Google (GOOG) (GOOGL) on Tuesday unveiled its multimodal Gemini Embedding 2 artificial intelligence model, the tech giant’s newest model that maps text, images, video, audio, and documents into a single embedding space.
“Gemini Embedding 2 maps text, images, videos, audio and documents into a single, unified embedding space, and captures semantic intent across over 100 languages,” Google said in a blog post. “This simplifies complex pipelines and enhances a wide variety of multimodal downstream tasks—from Retrieval-Augmented Generation (RAG) and semantic search to sentiment analysis and data clustering.”
The latest addition to the Gemini family of AI models supports up to 8192 input tokens for text; can process up to 6 images per request in both PNG and JPEG formats; has support for up to 120 seconds of video in MP4 and MOV formats; can ingest and embed audio data without the need for transcription; and directly embed PDFs that are up to 6 pages long.

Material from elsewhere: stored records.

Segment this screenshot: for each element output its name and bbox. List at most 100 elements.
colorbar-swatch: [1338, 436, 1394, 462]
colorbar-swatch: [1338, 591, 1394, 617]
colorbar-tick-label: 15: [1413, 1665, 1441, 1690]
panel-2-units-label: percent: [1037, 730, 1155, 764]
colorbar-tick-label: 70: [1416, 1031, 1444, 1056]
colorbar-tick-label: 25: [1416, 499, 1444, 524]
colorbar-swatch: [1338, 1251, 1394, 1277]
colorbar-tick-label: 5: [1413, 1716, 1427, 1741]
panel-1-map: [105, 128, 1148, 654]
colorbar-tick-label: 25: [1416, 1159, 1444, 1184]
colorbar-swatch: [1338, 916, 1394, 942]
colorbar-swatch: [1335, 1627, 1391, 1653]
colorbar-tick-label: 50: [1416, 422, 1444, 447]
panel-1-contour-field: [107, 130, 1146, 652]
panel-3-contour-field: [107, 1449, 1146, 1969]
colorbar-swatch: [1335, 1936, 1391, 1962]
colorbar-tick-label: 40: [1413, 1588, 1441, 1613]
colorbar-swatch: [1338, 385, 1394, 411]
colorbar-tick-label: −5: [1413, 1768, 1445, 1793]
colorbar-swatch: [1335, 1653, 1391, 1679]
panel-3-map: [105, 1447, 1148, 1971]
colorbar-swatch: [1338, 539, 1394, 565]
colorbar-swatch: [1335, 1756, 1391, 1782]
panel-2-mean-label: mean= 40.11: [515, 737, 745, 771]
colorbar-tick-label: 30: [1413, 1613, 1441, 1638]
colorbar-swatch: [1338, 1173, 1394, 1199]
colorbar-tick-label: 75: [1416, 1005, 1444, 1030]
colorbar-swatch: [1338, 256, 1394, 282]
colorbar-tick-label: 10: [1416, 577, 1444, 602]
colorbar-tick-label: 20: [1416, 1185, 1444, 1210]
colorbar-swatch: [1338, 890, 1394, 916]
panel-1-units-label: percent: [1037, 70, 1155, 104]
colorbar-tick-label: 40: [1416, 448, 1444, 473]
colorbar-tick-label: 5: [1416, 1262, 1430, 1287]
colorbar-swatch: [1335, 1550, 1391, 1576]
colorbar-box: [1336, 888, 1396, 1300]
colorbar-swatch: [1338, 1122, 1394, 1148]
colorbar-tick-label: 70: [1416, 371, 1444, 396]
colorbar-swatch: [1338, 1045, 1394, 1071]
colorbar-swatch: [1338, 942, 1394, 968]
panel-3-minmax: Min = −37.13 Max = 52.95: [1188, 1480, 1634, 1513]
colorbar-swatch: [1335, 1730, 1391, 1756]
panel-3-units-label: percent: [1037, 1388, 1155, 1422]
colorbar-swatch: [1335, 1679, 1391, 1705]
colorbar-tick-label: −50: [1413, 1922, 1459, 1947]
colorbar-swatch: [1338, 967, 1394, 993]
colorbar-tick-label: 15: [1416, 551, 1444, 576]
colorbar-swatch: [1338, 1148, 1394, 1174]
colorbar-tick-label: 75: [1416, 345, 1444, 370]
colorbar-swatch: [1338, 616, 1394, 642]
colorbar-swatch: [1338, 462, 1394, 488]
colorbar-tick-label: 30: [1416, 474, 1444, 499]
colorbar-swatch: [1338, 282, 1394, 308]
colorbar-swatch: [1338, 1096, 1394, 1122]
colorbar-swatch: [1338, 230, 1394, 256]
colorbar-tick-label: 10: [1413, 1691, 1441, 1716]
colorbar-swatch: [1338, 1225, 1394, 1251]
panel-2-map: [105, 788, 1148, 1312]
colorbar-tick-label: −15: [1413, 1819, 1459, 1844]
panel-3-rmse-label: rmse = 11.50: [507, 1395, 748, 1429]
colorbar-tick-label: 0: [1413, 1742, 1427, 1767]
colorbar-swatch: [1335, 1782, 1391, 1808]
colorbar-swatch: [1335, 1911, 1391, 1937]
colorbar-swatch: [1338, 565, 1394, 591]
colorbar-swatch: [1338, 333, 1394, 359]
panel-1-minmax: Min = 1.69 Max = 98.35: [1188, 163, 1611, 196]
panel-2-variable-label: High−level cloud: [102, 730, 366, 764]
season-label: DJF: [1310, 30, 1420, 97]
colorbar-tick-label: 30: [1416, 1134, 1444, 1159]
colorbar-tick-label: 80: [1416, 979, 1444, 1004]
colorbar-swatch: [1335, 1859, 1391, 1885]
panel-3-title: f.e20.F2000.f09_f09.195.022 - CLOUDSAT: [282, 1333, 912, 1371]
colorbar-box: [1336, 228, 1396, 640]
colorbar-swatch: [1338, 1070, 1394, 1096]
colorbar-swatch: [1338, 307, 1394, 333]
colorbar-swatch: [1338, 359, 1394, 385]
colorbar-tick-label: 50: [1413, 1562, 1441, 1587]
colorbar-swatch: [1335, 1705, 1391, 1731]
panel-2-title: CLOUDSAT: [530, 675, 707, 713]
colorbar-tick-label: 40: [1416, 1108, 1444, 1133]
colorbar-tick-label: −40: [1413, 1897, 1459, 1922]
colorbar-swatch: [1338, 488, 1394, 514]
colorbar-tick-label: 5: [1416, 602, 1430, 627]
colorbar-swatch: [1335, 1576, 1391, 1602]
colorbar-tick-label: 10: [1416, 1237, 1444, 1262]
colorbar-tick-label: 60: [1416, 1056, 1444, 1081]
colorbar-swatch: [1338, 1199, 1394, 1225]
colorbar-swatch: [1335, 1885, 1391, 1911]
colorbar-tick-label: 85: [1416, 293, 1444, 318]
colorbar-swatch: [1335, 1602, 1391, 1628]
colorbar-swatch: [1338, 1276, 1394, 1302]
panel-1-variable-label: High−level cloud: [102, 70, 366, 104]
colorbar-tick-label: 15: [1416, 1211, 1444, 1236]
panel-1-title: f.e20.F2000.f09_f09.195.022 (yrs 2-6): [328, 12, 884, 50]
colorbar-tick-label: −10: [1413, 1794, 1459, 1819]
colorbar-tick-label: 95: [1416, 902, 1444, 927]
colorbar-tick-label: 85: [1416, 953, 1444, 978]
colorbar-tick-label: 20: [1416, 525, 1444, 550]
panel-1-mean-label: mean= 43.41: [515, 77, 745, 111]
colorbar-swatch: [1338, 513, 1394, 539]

“Gemini Embedding 2 doesn’t just improve on legacy models,” Google added, comparing it to similar offerings from Amazon (AMZN), Voyage and other Google models. “It establishes a new performance standard for multimodal depth, introducing strong speech capabilities and outperforming leading models in text, image, and video tasks. This measurable improvement and unique multimodal coverage give developers exactly what they need for their diverse embedding needs.”
Google shares were up fractionally in midday trading on Tuesday.